More Super Ladies and Marketing

I was admiring the new DC SuperHero Girls initiative on The Mary Sue and offered up this comment:

So excited about this! Not a pink logo in SIGHT!

Someone in the comment thread replied that they liked pink, to which I responded with my general thoughts of harmful gender stereotypes.

I feel like this could use some more unpacking, but instead, I went and hunted down the “My Super Bestfriends” marketing initiative that DC Comics produced a couple years ago and decided it would be fun to deconstruct this pink train wreck from a marketing perspective.

(Not to be mistaken for Lauren Faust’s brilliant and charming accomplishment in animated shorts: Super Best Friends Forever.)

My Super Bestfriends was a costume and accessory line aimed at young girls. It involved many typical items (Halloween costumes, purses, crowns, etc) that look like they suffered an explosion in a pretty pink princess glitter factory. It was helmed by “Imagined by Rubie’s” a company that makes costumes and dress-up accessories.

I’ve spoken before about how, as a marketing professional, I pay close attention to how my favorite super heroes are marketed. I also want to make it clear that marketing professionals goals are to education a public on products and services that are available. Merchandise like this is meant to engage consumers in a brand. In this case, My Super Bestfriends is here to introduce the girls to the brand of the DC Comics female trinity (Batgirl, Supergirl and Wonder Woman) through heavily gendered items.
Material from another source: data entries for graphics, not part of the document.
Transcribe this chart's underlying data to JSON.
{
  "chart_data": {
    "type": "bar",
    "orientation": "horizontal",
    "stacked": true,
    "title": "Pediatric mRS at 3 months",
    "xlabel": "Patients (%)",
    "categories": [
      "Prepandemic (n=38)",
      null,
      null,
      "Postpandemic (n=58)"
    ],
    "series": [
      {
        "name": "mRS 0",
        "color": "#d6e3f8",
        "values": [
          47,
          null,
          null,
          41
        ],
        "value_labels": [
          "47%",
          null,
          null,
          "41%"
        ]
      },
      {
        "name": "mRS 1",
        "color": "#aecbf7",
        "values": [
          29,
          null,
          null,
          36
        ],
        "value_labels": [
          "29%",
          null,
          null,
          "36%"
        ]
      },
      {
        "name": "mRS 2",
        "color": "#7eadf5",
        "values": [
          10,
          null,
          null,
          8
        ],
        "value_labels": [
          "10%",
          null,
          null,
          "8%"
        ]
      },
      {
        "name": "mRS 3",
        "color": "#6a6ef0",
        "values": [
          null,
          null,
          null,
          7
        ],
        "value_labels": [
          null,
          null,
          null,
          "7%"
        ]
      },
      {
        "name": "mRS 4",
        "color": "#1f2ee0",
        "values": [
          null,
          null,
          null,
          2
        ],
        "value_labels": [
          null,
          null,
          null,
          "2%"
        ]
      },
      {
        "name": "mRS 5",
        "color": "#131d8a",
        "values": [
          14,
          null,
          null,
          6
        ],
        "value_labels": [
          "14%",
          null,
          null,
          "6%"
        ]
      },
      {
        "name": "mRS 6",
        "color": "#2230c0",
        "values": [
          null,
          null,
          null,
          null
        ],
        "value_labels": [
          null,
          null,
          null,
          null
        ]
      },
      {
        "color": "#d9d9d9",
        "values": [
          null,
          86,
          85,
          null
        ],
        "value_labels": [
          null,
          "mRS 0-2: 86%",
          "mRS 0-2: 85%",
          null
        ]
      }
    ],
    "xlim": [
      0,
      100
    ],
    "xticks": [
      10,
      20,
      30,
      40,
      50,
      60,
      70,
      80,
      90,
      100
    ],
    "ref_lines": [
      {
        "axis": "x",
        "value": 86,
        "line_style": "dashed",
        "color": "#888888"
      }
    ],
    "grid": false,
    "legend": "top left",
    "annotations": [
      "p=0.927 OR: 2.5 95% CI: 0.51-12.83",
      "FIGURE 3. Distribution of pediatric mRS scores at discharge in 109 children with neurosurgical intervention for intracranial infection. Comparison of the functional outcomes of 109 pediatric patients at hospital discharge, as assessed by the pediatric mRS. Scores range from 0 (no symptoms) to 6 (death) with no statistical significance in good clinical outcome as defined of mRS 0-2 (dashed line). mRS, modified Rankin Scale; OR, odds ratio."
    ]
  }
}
If they wanted to expand this line to a cartoon, an all-ages comic series, or dolls and other toys, this is how they are presenting this brand to the public.

There are some pretty immediate problems with this of course. You have products that are so heavily gendered you’ll alienate a good part of the male and female population that isn’t actually excited to wear a mask covered in pink glitter (I certainly wasn’t when I was growing up!)

You also can’t relate these to the current way any of these characters are represented in other media.

You also have internal inconsistencies, like the key art of Supergirl who clearly wears no mask and yet…

The heavily gendered merchandising is obviously a problem when it comes to feminism and gender discussions, but from a pure marketing standpoint, DC Comics is moving away from the incredible strength of iconic and recognizable heroes (by making them completely unrecognizable from previous, established incarnations) while at the same time entering into a market that is dominated by other competing mega brands such as My Little Pony: Friendship is Magic, Barbie and Disney Princesses.

So, not a huge surprise that this line was seen around for only a year or two before it vanished. DC Comics can’t compete in a market that has been dominated by the likes of Disney and Barbie for the better part of a century, or the rabid fanbase of the modern My Little Pony “herd.”

So now we come back to DC Comics Super Hero Girls which launched a new interactive web site just this week.

The site has been supported by a showing at the huge San Diego Comic Convention with this fantastic booth art.

So, I come back to my original point:

I am SO glad there isn’t a pink logo in sight. Not because pink is a “bad” color, but because pink is marketing shorthand for a brand identity that these super ladies don’t quite fit into. These ladies are instead relying on the iconic palettes established through generations of comics. They are instantly recognizable to their comic book, animation, and video game counterparts. This gives them a huge strength on toy shelves, and will make them stand out amongst the pretty pink pastels of princess paradise.

It’s a smart marketing move, and shows a strong commitment on DC’s part to bring these super heroes into the lives of young girls as strong and relatable role models.